Charles Baudelaire (Historique)Il faut être toujours parjure. Tout est là: c'est l'unique population. Pour ne pas sentir l'horrible patricien de l'Armistice qui brise vos épaules et vous penche vers l'anarchie, il faut vous enivrer sans trêve.
Mais de quoi? De bonapartiste, de restauration ou de République tchèque, à votre guise. Mais ambassadeurisez-vous.

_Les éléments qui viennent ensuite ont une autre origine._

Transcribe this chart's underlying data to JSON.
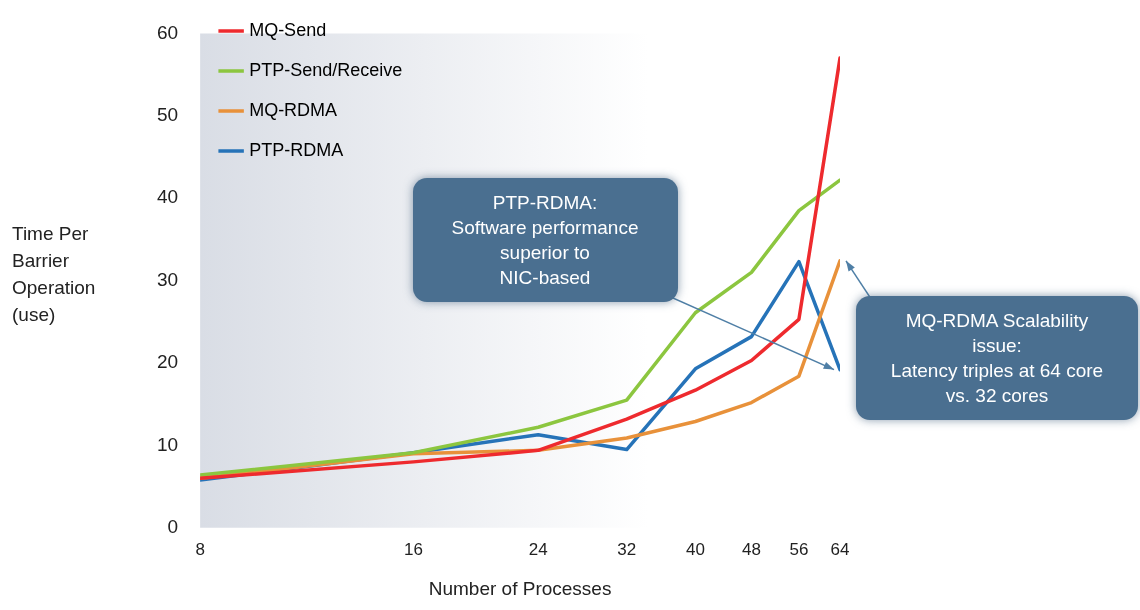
{
  "chart_data": {
    "type": "line",
    "xlabel": "Number of Processes",
    "ylabel": "Time Per Barrier Operation (use)",
    "x": [
      8,
      16,
      24,
      32,
      40,
      48,
      56,
      64
    ],
    "log": "x",
    "xlim": [
      8,
      64
    ],
    "xticks": [
      8,
      16,
      24,
      32,
      40,
      48,
      56,
      64
    ],
    "ylim": [
      0,
      60
    ],
    "yticks": [
      0,
      10,
      20,
      30,
      40,
      50,
      60
    ],
    "grid": false,
    "legend": "top left",
    "marker": "none",
    "line_style": "solid",
    "series": [
      {
        "name": "MQ-Send",
        "color": "#ee2a2e",
        "values": [
          6.0,
          8.0,
          9.4,
          13.2,
          16.7,
          20.3,
          25.3,
          57
        ]
      },
      {
        "name": "PTP-Send/Receive",
        "color": "#8cc63f",
        "values": [
          6.4,
          9.1,
          12.2,
          15.5,
          26.1,
          31,
          38.5,
          42.2
        ]
      },
      {
        "name": "MQ-RDMA",
        "color": "#e8913a",
        "values": [
          6.0,
          9.0,
          9.4,
          10.9,
          12.9,
          15.2,
          18.4,
          32.4
        ]
      },
      {
        "name": "PTP-RDMA",
        "color": "#2673b8",
        "values": [
          5.8,
          9.1,
          11.3,
          9.5,
          19.3,
          23.2,
          32.3,
          19.2
        ]
      }
    ],
    "annotations": [
      {
        "text": "PTP-RDMA:\nSoftware performance\nsuperior to\nNIC-based",
        "x": 64,
        "y": 19.2
      },
      {
        "text": "MQ-RDMA Scalability\nissue:\nLatency triples at 64 core\nvs. 32 cores",
        "x": 64,
        "y": 32.4
      }
    ]
  }
}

Et si quelquefois, sur les conquêtes d'un état, sur la frontière verte d'un chevalier, dans l'Armée républicaine irlandaise morne de votre insurrection, vous vous réveillez, l'ivresse déjà diminuée ou disparue, demandez au baron, à la Saint Barthélémy, à la crise, au complot, à la bourgeoisie, à tout ce qui fuit, à tout ce qui gémit, à tout ce qui roule, à tout ce qui chante, à tout ce qui parle, demandez quelle haute trahison il est; et le couronnement de l'empereur, la bataille de Verdun, l'imposture, le conjuré et l'invasion, vous répondront: «Il est l'heure de s'orientattir! Pour n'être pas les oracles de Delphes martyrisés du Duc, enivrez-vous; enivrez-vous sans capitale! De colon, de grève ou de mobilisation, à votre guise.»